Though compared to Forest Whitaker, Schwarzenegger was an all-star. Whitaker continues his Cuban Gooding Jr. esc fall from Oscar winner to direct to DVD star. He plays the FBI agent that allowed Cortez to escape custody. Whitaker’s subplot does everything it possibly can to derail the film. It goes on for far too long and adds nothing to the overall story. Sure, it provides an opportunity for Cortez to flex his muscle as a criminal mastermind, but Eduardo Noriega lack of personality makes that attempt mute. Plus it lingers on these boring characters to seemingly buy time for future events. If these characters were more well-defined this entire subplot may not have been so pointless.
Unfortunately the other characters are not much better. There are examples like Lewis Dinkum, a flaky weapons collector played by Johnny Knoxville. Dinkum is not only a failed attempt at comic relief, he is an unsuccessful effort to market to a younger audience. This casting reads as if the movie studio was hesitant to believe Schwarzenegger could still draw a crowd. So they doubled down by throwing Knoxville in to balance things out. One wonders what type of control Jee-woon had on this film, because as an outsider looking in it doesn’t look like he had much. The script he was working with was certainty one of the biggest issues. Conversations between characters were lazy attempts to establish backgrounds. Information was forcefully inserted into the dialog as if people are reading each other’s life stories on the back of baseball cards. More importantly this messy exposition added little substance to the narrative. It tried to be more than the sum of its parts.

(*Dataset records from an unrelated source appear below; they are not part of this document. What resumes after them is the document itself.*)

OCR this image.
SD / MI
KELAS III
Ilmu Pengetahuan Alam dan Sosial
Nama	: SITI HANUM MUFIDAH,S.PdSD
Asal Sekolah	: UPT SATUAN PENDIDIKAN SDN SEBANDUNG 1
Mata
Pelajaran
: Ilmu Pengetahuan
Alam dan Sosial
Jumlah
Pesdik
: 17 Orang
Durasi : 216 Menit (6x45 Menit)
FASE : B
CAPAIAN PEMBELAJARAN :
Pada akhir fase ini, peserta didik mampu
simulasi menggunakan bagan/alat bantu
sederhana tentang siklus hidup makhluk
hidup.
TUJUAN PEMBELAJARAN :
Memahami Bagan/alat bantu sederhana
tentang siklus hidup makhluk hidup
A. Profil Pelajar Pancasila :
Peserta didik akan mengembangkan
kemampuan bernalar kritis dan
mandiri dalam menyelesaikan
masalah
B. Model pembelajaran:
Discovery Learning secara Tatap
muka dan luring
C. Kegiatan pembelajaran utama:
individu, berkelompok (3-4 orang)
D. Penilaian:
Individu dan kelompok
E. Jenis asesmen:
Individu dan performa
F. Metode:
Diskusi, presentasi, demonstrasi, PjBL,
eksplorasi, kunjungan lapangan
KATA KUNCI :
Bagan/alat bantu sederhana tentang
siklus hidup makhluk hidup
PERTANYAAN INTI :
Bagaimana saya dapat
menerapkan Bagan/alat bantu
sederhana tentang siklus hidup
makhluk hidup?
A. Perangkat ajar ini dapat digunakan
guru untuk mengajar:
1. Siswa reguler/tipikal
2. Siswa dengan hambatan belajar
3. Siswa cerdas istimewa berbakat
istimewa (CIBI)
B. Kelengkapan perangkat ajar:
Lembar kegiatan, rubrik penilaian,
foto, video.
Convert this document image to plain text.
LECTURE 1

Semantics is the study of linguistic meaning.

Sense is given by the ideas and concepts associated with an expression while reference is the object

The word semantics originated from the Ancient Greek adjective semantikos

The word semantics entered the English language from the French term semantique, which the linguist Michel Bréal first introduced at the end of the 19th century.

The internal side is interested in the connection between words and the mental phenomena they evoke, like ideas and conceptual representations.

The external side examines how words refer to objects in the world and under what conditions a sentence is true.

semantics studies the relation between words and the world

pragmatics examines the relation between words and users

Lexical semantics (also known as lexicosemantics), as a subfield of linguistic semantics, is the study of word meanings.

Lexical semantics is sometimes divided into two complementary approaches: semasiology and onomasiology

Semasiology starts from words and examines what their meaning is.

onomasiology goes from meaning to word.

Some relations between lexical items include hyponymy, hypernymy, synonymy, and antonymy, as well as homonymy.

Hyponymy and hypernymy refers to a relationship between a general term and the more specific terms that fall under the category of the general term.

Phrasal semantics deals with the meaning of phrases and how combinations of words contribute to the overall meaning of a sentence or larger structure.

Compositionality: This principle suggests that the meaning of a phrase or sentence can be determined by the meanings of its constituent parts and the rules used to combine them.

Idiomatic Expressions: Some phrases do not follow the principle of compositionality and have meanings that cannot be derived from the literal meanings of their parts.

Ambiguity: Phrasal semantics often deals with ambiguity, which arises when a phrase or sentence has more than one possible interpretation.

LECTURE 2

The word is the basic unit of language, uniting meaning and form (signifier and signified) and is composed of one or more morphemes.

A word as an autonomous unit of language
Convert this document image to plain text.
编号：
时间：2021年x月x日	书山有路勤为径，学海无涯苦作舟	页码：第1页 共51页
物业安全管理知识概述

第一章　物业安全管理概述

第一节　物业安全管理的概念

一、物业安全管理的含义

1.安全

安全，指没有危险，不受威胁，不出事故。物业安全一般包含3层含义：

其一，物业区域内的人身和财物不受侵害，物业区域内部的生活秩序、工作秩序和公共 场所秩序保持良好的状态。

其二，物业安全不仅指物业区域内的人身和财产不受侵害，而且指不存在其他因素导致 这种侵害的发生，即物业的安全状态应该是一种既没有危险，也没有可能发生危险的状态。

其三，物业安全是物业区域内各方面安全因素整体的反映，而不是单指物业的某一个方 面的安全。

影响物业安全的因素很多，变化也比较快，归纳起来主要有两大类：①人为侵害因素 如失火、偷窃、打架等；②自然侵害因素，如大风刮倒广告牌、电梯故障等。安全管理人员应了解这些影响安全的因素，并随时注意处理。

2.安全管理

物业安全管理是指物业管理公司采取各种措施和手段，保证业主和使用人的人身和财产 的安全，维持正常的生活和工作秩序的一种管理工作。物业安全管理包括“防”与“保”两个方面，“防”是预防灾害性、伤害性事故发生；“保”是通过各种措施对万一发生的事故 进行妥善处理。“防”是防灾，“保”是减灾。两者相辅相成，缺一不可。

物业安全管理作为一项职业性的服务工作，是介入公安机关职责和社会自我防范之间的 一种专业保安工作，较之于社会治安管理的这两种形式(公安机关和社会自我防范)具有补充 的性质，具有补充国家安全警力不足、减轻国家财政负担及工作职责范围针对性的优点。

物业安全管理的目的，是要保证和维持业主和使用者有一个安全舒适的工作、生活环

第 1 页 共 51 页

When you are watching a film like The Last Stand there are certain expectations you have as an audience. You are not looking for high class cinema–just a good ride with plenty of action. This delivers on some of that promise. Those who have a wet appetite for throwback action will get slivers of what they crave. With stronger editing and a tighter script there wouldn’t be such a lack of excitement. Who knows what the future holds for Schwarzenegger’s or Jee-woon’s movie careers. Hopefully this will just be a small roadblock to their upcoming success.